Le premier tome de cette trilogie racontait les préparatifs de la mission, le départ et le début de la longue et difficile marche à travers les plaines et déserts afghans. Ce deuxième épisode relate l’arrivée à l’hôpital de Zaragandara, minuscule endroit perché à flanc de colline, et le premier mois d’activité pour les hommes et femmes de MSF. Les locaux sont plus que vétustes et le matériel est rudimentaire et réduit au minimum, mais il y a une mission à assurer et chacun va s’y plier avec un courage exemplaire et une constante abnégation.

De la guerre qui fait rage au loin, Lefèvre et ses compagnons n’en verront que les terribles conséquences. Les blessés se comptent par dizaines chaque jour et il est parfois difficile de faire face. Armé de son seul appareil, Lefèvre mitraille tout ce qui se passe, note chaque événement, du plus tragique jusqu’au plus anodin comme une conversation autour du chocolat avec un médecin. Le résultat donne ce récit intime et sincère, raconté avec justesse et sensibilité.

Lefèvre, rebaptisé Ahmadjan pour ce séjour afghan, raconte son attachement à ce pays et à ces hommes. Jamais voyeur, il parle avec décence et pudeur des événements les plus dramatiques.
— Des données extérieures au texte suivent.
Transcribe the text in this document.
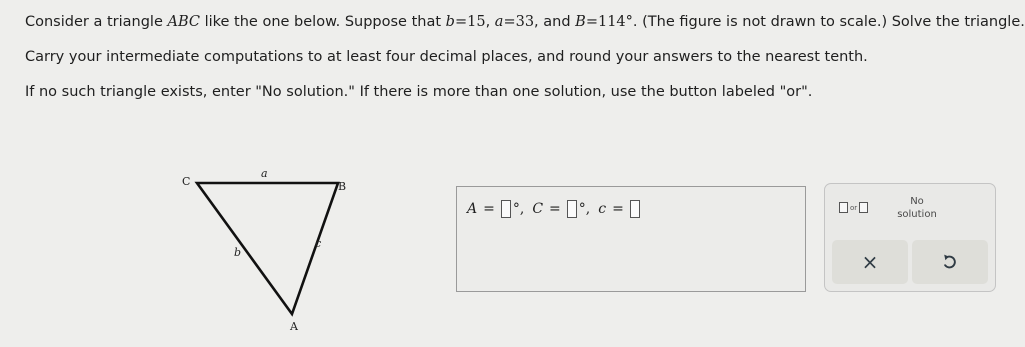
Consider a triangle ABC like the one below. Suppose that b=15, a=33, and B=114°. (The figure is not drawn to scale.) Solve the triangle.

Carry your intermediate computations to at least four decimal places, and round your answers to the nearest tenth.

If no such triangle exists, enter "No solution." If there is more than one solution, use the button labeled "or".

C	B
A
a
b
c
A = °, C = °, c =	or
No
solution
×
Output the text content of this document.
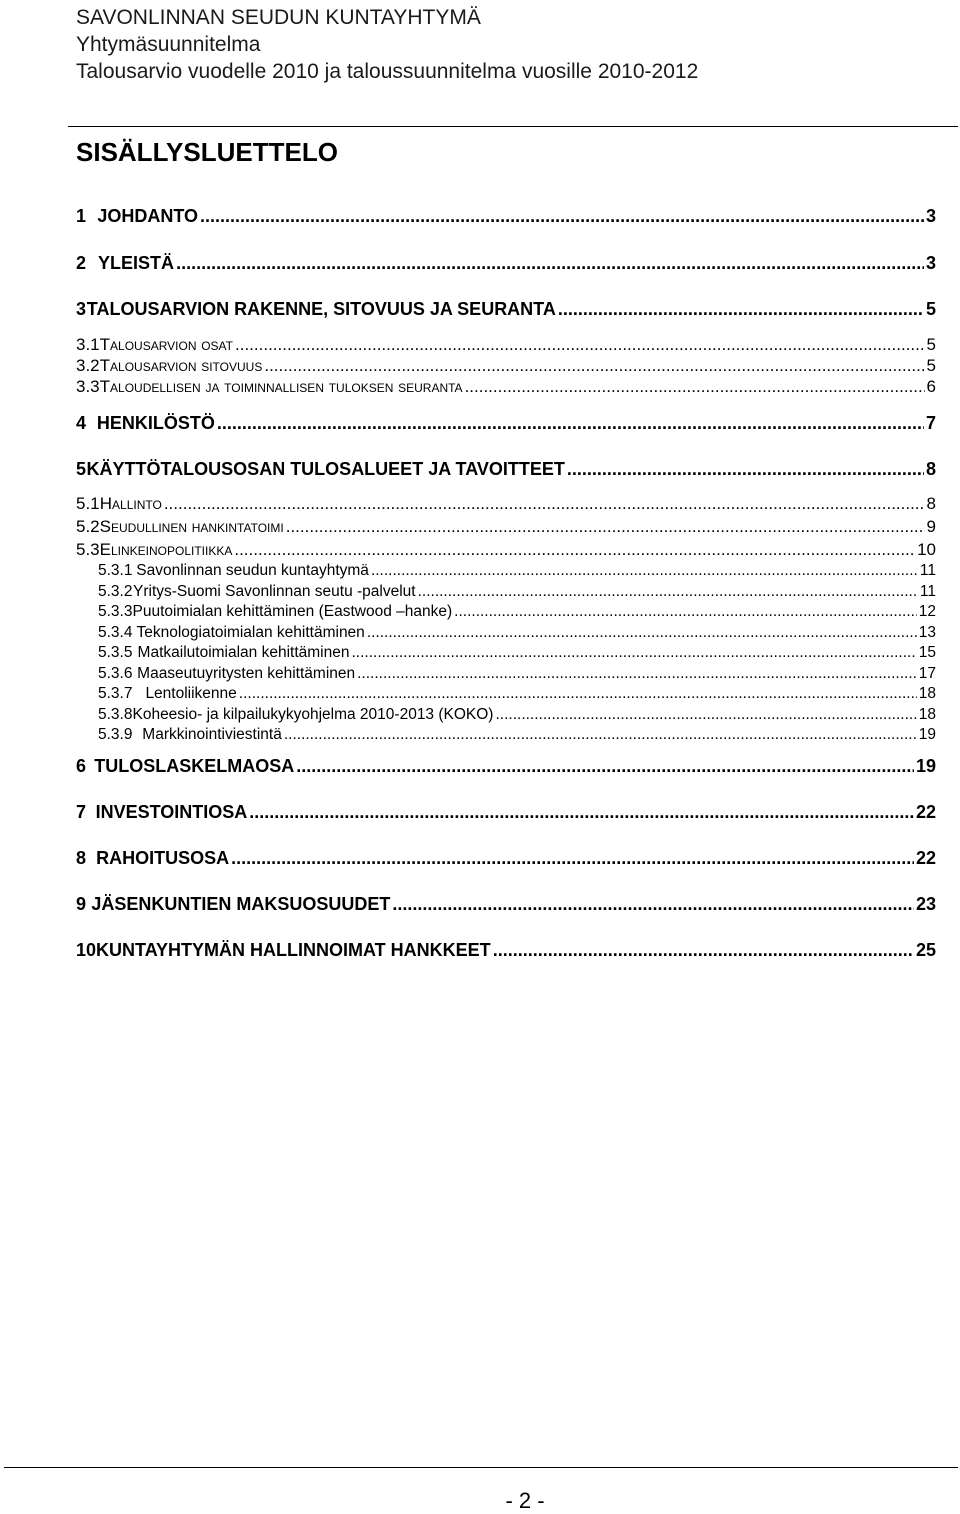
SAVONLINNAN SEUDUN KUNTAYHTYMÄ
Yhtymäsuunnitelma
Talousarvio vuodelle 2010 ja taloussuunnitelma vuosille 2010-2012
SISÄLLYSLUETTELO
1 JOHDANTO .....	3
2 YLEISTÄ .....	3
3 TALOUSARVION RAKENNE, SITOVUUS JA SEURANTA .....	5
3.1 Talousarvion osat .....	5
3.2 Talousarvion sitovuus .....	5
3.3 Taloudellisen ja toiminnallisen tuloksen seuranta .....	6
4 HENKILÖSTÖ .....	7
5 KÄYTTÖTALOUSOSAN TULOSALUEET JA TAVOITTEET .....	8
5.1 Hallinto .....	8
5.2 Seudullinen hankintatoimi .....	9
5.3 Elinkeinopolitiikka .....	10
5.3.1 Savonlinnan seudun kuntayhtymä .....	11
5.3.2 Yritys-Suomi Savonlinnan seutu -palvelut .....	11
5.3.3 Puutoimialan kehittäminen (Eastwood –hanke) .....	12
5.3.4 Teknologiatoimialan kehittäminen .....	13
5.3.5 Matkailutoimialan kehittäminen .....	15
5.3.6 Maaseutuyritysten kehittäminen .....	17
5.3.7 Lentoliikenne .....	18
5.3.8 Koheesio- ja kilpailukykyohjelma 2010-2013 (KOKO) .....	18
5.3.9 Markkinointiviestintä .....	19
6 TULOSLASKELMAOSA .....	19
7 INVESTOINTIOSA .....	22
8 RAHOITUSOSA .....	22
9 JÄSENKUNTIEN MAKSUOSUUDET .....	23
10 KUNTAYHTYMÄN HALLINNOIMAT HANKKEET .....	25
- 2 -
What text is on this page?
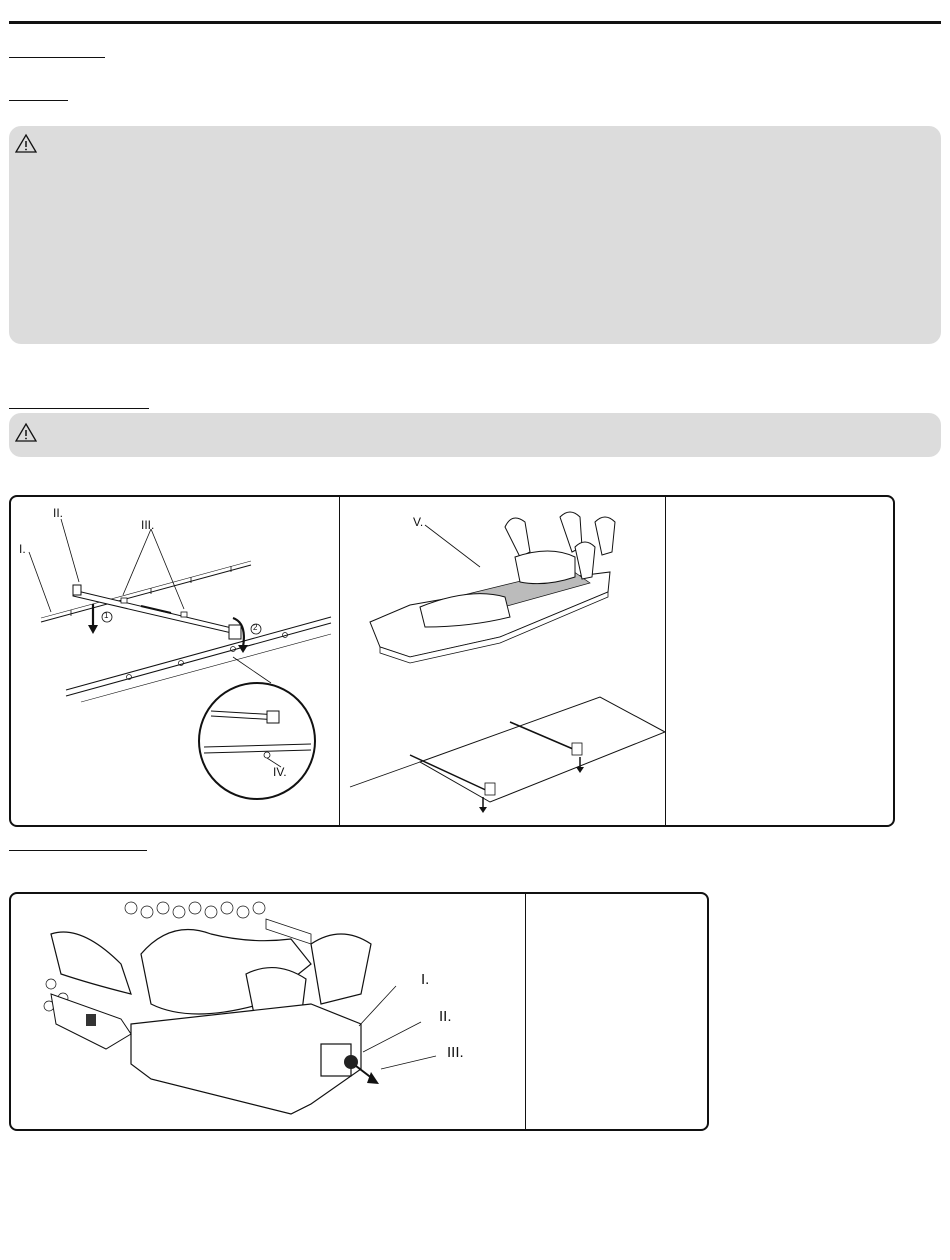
I.
II.
III.
1
2
IV.
V.
I.
II.
III.
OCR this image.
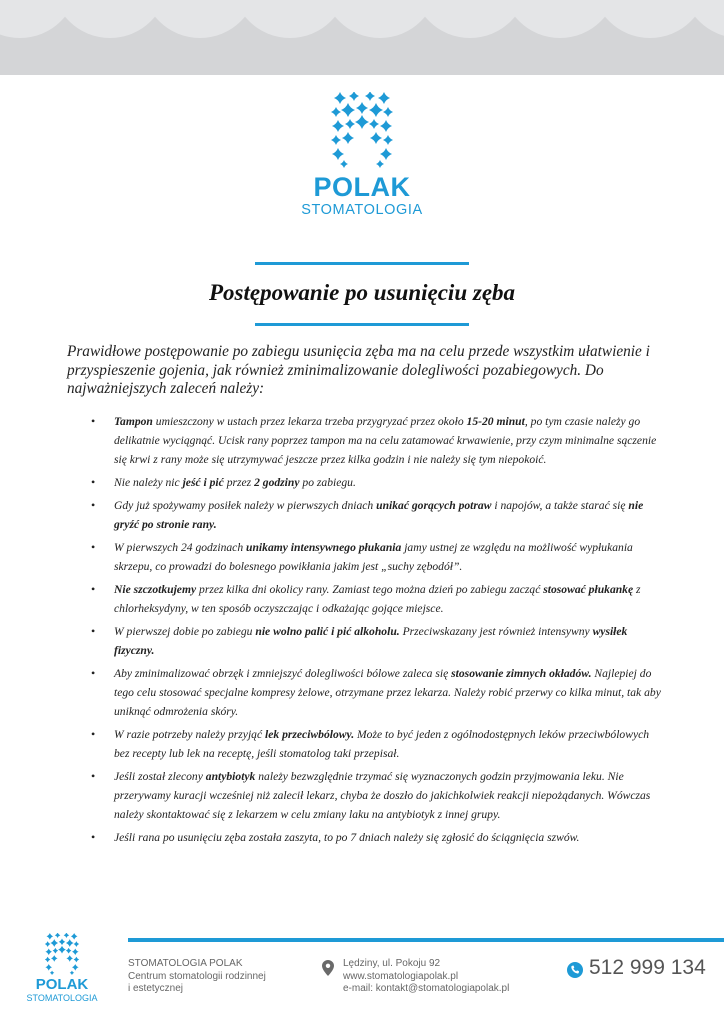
POLAK
STOMATOLOGIA
Postępowanie po usunięciu zęba

Prawidłowe postępowanie po zabiegu usunięcia zęba ma na celu przede wszystkim ułatwienie i przyspieszenie gojenia, jak również zminimalizowanie dolegliwości pozabiegowych. Do najważniejszych zaleceń należy:

• Tampon umieszczony w ustach przez lekarza trzeba przygryzać przez około 15-20 minut, po tym czasie należy go delikatnie wyciągnąć. Ucisk rany poprzez tampon ma na celu zatamować krwawienie, przy czym minimalne sączenie się krwi z rany może się utrzymywać jeszcze przez kilka godzin i nie należy się tym niepokoić.
• Nie należy nic jeść i pić przez 2 godziny po zabiegu.
• Gdy już spożywamy posiłek należy w pierwszych dniach unikać gorących potraw i napojów, a także starać się nie gryźć po stronie rany.
• W pierwszych 24 godzinach unikamy intensywnego płukania jamy ustnej ze względu na możliwość wypłukania skrzepu, co prowadzi do bolesnego powikłania jakim jest „suchy zębodół”.
• Nie szczotkujemy przez kilka dni okolicy rany. Zamiast tego można dzień po zabiegu zacząć stosować płukankę z chlorheksydyny, w ten sposób oczyszczając i odkażając gojące miejsce.
• W pierwszej dobie po zabiegu nie wolno palić i pić alkoholu. Przeciwskazany jest również intensywny wysiłek fizyczny.
• Aby zminimalizować obrzęk i zmniejszyć dolegliwości bólowe zaleca się stosowanie zimnych okładów. Najlepiej do tego celu stosować specjalne kompresy żelowe, otrzymane przez lekarza. Należy robić przerwy co kilka minut, tak aby uniknąć odmrożenia skóry.
• W razie potrzeby należy przyjąć lek przeciwbólowy. Może to być jeden z ogólnodostępnych leków przeciwbólowych bez recepty lub lek na receptę, jeśli stomatolog taki przepisał.
• Jeśli został zlecony antybiotyk należy bezwzględnie trzymać się wyznaczonych godzin przyjmowania leku. Nie przerywamy kuracji wcześniej niż zalecił lekarz, chyba że doszło do jakichkolwiek reakcji niepożądanych. Wówczas należy skontaktować się z lekarzem w celu zmiany laku na antybiotyk z innej grupy.
• Jeśli rana po usunięciu zęba została zaszyta, to po 7 dniach należy się zgłosić do ściągnięcia szwów.
POLAK
STOMATOLOGIA
STOMATOLOGIA POLAK
Centrum stomatologii rodzinnej
i estetycznej
Lędziny, ul. Pokoju 92
www.stomatologiapolak.pl
e-mail: kontakt@stomatologiapolak.pl
512 999 134
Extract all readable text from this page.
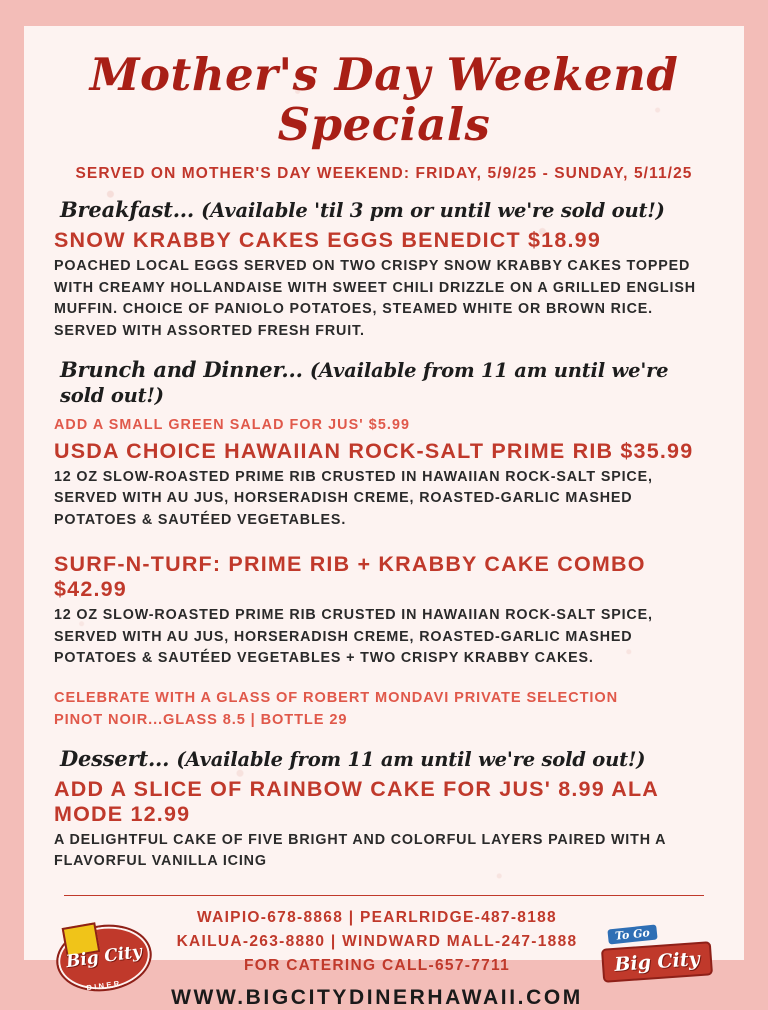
Mother's Day Weekend Specials
SERVED ON MOTHER'S DAY WEEKEND: FRIDAY, 5/9/25 - SUNDAY, 5/11/25
Breakfast... (Available 'til 3 pm or until we're sold out!)
SNOW KRABBY CAKES EGGS BENEDICT $18.99
POACHED LOCAL EGGS SERVED ON TWO CRISPY SNOW KRABBY CAKES TOPPED WITH CREAMY HOLLANDAISE WITH SWEET CHILI DRIZZLE ON A GRILLED ENGLISH MUFFIN. CHOICE OF PANIOLO POTATOES, STEAMED WHITE OR BROWN RICE. SERVED WITH ASSORTED FRESH FRUIT.
Brunch and Dinner... (Available from 11 am until we're sold out!)
ADD A SMALL GREEN SALAD FOR JUS' $5.99
USDA CHOICE HAWAIIAN ROCK-SALT PRIME RIB $35.99
12 OZ SLOW-ROASTED PRIME RIB CRUSTED IN HAWAIIAN ROCK-SALT SPICE, SERVED WITH AU JUS, HORSERADISH CREME, ROASTED-GARLIC MASHED POTATOES & SAUTÉED VEGETABLES.
SURF-N-TURF: PRIME RIB + KRABBY CAKE COMBO $42.99
12 OZ SLOW-ROASTED PRIME RIB CRUSTED IN HAWAIIAN ROCK-SALT SPICE, SERVED WITH AU JUS, HORSERADISH CREME, ROASTED-GARLIC MASHED POTATOES & SAUTÉED VEGETABLES + TWO CRISPY KRABBY CAKES.
CELEBRATE WITH A GLASS OF ROBERT MONDAVI PRIVATE SELECTION
PINOT NOIR...GLASS 8.5 | BOTTLE 29
Dessert... (Available from 11 am until we're sold out!)
ADD A SLICE OF RAINBOW CAKE FOR JUS' 8.99 ALA MODE 12.99
A DELIGHTFUL CAKE OF FIVE BRIGHT AND COLORFUL LAYERS PAIRED WITH A FLAVORFUL VANILLA ICING
Big City
DINER
WAIPIO-678-8868 | PEARLRIDGE-487-8188
KAILUA-263-8880 | WINDWARD MALL-247-1888
FOR CATERING CALL-657-7711
WWW.BIGCITYDINERHAWAII.COM
To Go
Big City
Et les photographies parfois très dures sont les témoignages indispensables d’un monde en guerre, des preuves, « comme ça, les gens sauront ». À travers le récit de Lefèvre, le lecteur à son tour viendra à admirer ces personnes extraordinaires et, derrière toutes les horreurs quotidiennes, il décèlera les grandes valeurs qui rendent la mission supportable. Courage, obstination et générosité sortent vainqueurs de cette expédition.

Comme dans le premier volume, on retrouve le mélange de deux techniques picturales, les photographies de Lefèvre et les dessins, volontairement proches du croquis pris sur le vif, d’Emmanuel Guibert. Ce dernier venant au secours d’un cliché manquant ou inexistant. Le pari était osé, mais il est parfaitement maîtrisé et donne à ces albums ce ton unique et original. Les planches contact, traces du réel, se lisent comme de véritables séquences de bande dessinée, et les photographies ratées mais tout de même présentes font penser à un journal tenu au jour le jour avec ses ratures et ses instants que l’on veut garder à tout prix en mémoire.

Un deuxième tome tout aussi réussi que le premier, passionnant et émouvant.